If one manner of speaking has a specific system, then another is bound to have a specific system as well, or so you would expect. And it’s true, but the deeper implications of this didn’t hit home until years later – when I started learning foreign languages, with systems of their own. Only then did I start to understand the logic of my mother tongue. For instance, the patterns in I dinnae (‘don’t’) and he disnae (‘he doesn’t’) were repeated in I havenae (‘I haven’t’) and he hasnae (‘he hasn’t’).
Once I started analysing all of this, it was one surprise after another. Why did I use the word yon for both ‘that’ and ‘those’? Why did I say yon book and yon books? Was yon plural or singular? Why did people north of the border ‘go the messages’ while people south of the border ‘did the shopping’? Was ‘going the messages’ some sort of domestic ritual from an era when there were no shops, before money was invented and when people bartered goods?
For a long time I made forays inside my own head. All the things I knew – and I never knew that I knew them! Just when I was slaving away at French, German and Latin, here was a language that had been bestowed on me – effortlessly and free.
Scots was certainly different from English, with its own influences from French brought over by the Stuart entourage. What other person in the English-speaking world would understand expressions such as Dinnae fash yersel (‘Don’t get angry’)? But a Frenchman would recognise se fâcher (‘to get angry’). The syntax and grammar of Scots and English might be largely – though not entirely – the same, but we had our own pronunciation and vocabulary. What I did was more than just speak a bit differently, I concluded: it was another language – anither leid, to put it in Scots. At first, I felt that calling myself bilingual took some stretch of the imagination, but to my surprise, it became official in 2001, when Scots was recognised as one of Britain’s regional languages.
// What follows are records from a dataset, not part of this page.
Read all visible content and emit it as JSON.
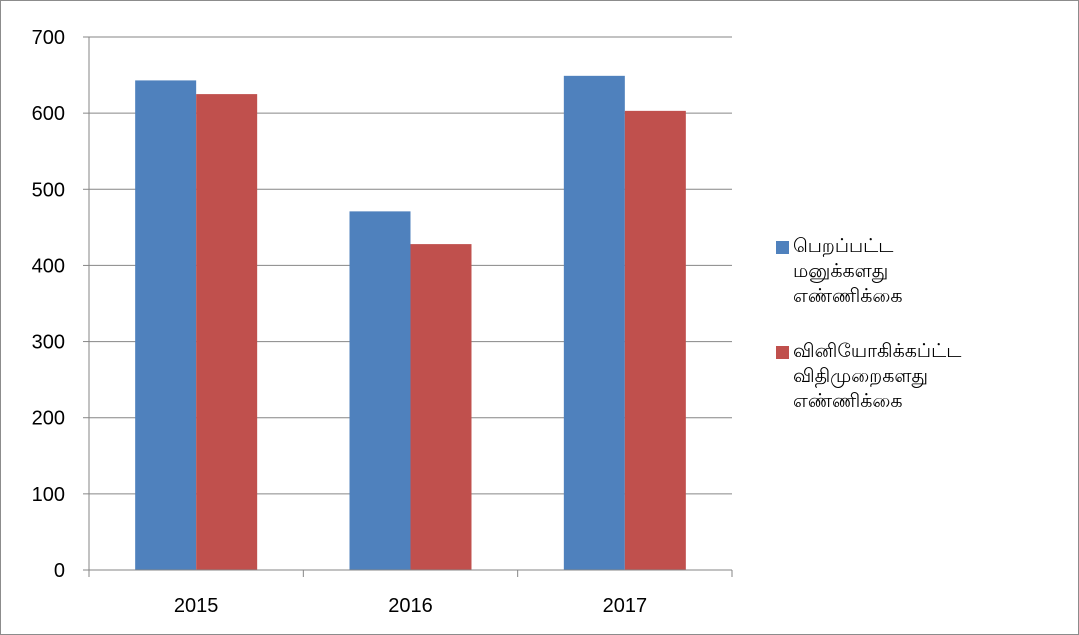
{
  "chart_data": {
    "type": "bar",
    "categories": [
      "2015",
      "2016",
      "2017"
    ],
    "series": [
      {
        "name": "பெறப்பட்ட மனுக்களது எண்ணிக்கை",
        "color": "#4f81bd",
        "values": [
          643,
          471,
          649
        ]
      },
      {
        "name": "வினியோகிக்கப்ட்ட விதிமுறைகளது எண்ணிக்கை",
        "color": "#c0504d",
        "values": [
          625,
          428,
          603
        ]
      }
    ],
    "ylim": [
      0,
      700
    ],
    "yticks": [
      "0",
      "100",
      "200",
      "300",
      "400",
      "500",
      "600",
      "700"
    ],
    "grid": true,
    "legend_position": "right"
  }
}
Not that bilingualism is all that uncommon these days, of course. Most British cities have grown so multicultural that being bilingual is no longer exceptional. In the Gaelic Highlands and Islands and much of Wales, too, having two languages is nowadays a cause for pride, not shame, and even Cornwall and the Isle of Man are trying to revive their Celtic heritage. What all this means is that English, for all its world-language status, does not reign supreme in this linguistically not-so-United Kingdom of ours. The only parts where such a claim would be justified are the rural areas of England – the Conservative and pro-Brexit strongholds, to put it in political terms.
Which goes to show what monolingualism does to people.